Was hat das damit zu tun, schau dir doch ganz einfach mal an was so in diversen Foren erwartet/spekuliert wurde und was von AMD selbst angekündigt wurde.



M_CLEAR_S schrieb:


> Ich glaube, du bist ein AMD-Basher, mehr nicht.



Was hat das mit Bashing zu tun wenn man anmerkt das ankündigungen die nicht nur aus der Marketingabteilung kommen (bei weitem) nicht erfüllt wurden? Oder gehn dir einfach die Argumente aus? 

Der Zacate ist nicht der Überflieger geworden der er werden hätte sollen, das ist mein Fazit zu diesem Test

mfg


----------



## M_CLEAR_S (19. Januar 2011)

Das ist dein Fazit, aber ich bin gespannt, ob du beim dritten Test mit den gleichen Ergebnissen, beim vierten Test mit den gleichen Ergebnissen usw. immer wieder das gleiche sagen wirst. "Nicht der erwartete Überflieger". Obwohl einfach nur die Ergebnisse bestätigt werden. 

Es ist doch völlig egal, was Marketingabteilung und irgendwelche Fanboys lange vor den Tests gelabert haben, die Realität ist nun schon lange genug bekannt, sodass jeder Realist weiß, was Sache ist!

Bis zum nächsten Test, wo der Zacate dann wohl zum dritten Mal hinter irgendwelchen alten Spekulationen und uralten Erwartungen liegt, die heute völlig irrelevant sind.


----------



## Skysnake (19. Januar 2011)

ich muss XE85 da aber leider recht geben. Es wurde mehr angekündigt von AMD und von den Leuten VIEL mehr erwartet und spekuliert.
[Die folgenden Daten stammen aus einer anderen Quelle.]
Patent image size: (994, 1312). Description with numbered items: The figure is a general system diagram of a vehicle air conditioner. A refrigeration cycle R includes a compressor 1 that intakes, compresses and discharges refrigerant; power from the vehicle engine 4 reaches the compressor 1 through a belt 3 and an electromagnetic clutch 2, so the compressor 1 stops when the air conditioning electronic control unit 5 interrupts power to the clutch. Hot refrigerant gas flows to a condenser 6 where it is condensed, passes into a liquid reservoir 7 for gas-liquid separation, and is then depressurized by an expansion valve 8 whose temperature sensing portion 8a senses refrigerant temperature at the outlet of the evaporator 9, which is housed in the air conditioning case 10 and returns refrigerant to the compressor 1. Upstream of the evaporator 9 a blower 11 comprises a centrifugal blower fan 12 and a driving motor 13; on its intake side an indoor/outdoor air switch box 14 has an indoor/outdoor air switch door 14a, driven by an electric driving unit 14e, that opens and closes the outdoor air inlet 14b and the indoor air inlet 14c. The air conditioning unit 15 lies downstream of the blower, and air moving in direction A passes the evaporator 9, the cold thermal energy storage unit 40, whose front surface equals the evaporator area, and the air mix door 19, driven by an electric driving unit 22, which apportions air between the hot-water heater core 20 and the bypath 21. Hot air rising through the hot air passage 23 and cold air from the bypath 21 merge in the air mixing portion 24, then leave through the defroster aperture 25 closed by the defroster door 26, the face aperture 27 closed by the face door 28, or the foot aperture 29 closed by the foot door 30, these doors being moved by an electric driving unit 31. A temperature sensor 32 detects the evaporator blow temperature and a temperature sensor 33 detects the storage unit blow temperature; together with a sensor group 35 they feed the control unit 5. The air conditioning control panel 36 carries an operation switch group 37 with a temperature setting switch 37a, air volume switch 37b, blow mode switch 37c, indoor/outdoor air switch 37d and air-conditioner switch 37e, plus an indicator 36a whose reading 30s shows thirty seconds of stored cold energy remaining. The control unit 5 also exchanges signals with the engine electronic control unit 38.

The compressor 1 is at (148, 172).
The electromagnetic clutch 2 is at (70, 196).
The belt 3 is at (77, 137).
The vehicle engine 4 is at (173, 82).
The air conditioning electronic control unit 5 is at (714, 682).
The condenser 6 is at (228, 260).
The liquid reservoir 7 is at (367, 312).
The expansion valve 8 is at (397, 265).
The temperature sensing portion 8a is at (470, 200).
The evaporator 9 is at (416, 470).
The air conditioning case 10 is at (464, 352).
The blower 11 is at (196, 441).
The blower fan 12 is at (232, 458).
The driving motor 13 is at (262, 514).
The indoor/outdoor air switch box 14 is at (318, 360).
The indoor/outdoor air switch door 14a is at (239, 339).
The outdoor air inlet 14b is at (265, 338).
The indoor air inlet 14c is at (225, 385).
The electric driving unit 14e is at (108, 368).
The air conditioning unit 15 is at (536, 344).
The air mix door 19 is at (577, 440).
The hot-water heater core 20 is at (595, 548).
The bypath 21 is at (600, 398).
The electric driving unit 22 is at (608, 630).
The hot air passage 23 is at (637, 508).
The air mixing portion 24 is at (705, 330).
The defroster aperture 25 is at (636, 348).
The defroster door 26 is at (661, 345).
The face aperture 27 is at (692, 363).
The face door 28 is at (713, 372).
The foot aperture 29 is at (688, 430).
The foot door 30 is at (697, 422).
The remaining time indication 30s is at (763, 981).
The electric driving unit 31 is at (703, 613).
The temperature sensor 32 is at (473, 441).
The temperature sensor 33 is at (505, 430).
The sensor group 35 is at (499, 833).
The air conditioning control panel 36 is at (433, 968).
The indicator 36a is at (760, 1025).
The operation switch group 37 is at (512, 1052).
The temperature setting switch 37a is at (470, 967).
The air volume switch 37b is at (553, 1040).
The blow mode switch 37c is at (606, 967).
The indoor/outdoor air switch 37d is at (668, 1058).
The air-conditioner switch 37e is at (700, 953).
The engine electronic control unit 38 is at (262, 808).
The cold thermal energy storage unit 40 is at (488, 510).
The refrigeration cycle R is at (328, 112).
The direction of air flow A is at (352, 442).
Genau die Zahlen die er genannt hat treffen zu.


----------



## M_CLEAR_S (19. Januar 2011)

Klar, aber das hat nichts mit dem Test von tomshardware.com zu tun, der nur die Ergebnisse vom November bestätigt und insofern gar nicht enttäuschen oder überraschen kann.


----------



## Skysnake (19. Januar 2011)

naja, das damals war eben KEIN fertiger Chip. Da hätte sich noch einiges tun können. Auch waren die Taktraten damals meines Wissens nach nicht bekannt. 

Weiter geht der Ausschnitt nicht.